Torbjorn Kjus, analis pada DnB NOR Markets, mengindikasikan bahwa level rendah minyak mentah dapat mendorong harga meningkat.

Pekan ini, pasar minyak juga mendapatkan dukungan kuat dari melemahnya mata uang AS. Minyak mentah yang dihargakan dalam dolar menjadi lebih murah untuk para pembeli yang memegang mata uang kuat. Kecenderungan itu menstimulus permintaan dan mendorong harga minyak naik.

Karena harga minyak mentah berjangka dua kali lipat dari posisi Desember, beberapa analis yakin "rally" (kenaikan panjang) yang terjadi dipicu oleh spekulasi di tengah kenaikan tipis permintaan.

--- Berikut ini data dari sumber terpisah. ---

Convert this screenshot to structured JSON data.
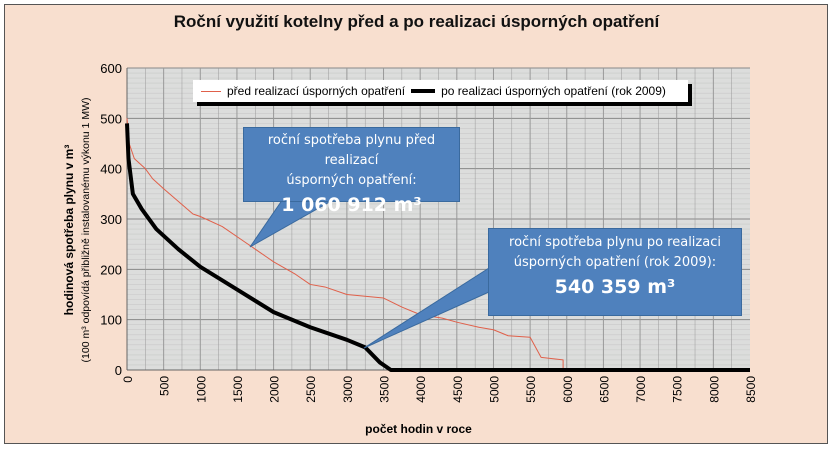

"Kami melihat beberapa faktor yang mempengaruhi harga. Salah satu faktor adalah para pedagang terlihat menjaga minyaknya di luar pasar, menyimpan minyaknya di tanker-tanker seluruh dunia dan meninggu harga minyak bergerak naik," kata Frederic Dickson, kepala strategi pasar untuk DA Davidson & Co.

Dia juga mencatat "perdagangan spekulasi, yang mencerminkan aliran dari beberapa likuiditas besar-besaran yang dipompakan oleh bank-bank sentral global ke dalam ekonomi ..... mendorong harga naik."

Harga minyak telah merosot sejak mencapai puncak lebih dari 147 dolar AS per barel pada Juli, karena krisis ekonomi dan keuangan global telah mengurangi permintaan energi.

Perusahaan energi Inggris BP Rabu mengatakan, bahwa konsumsi minyak global turun 0,6 persen pada 2008, penurunan tahunann pertama sejak 1993 dan penurunan terbesar sejak 1982, karena penurunan ekonomi memangkas permintaan.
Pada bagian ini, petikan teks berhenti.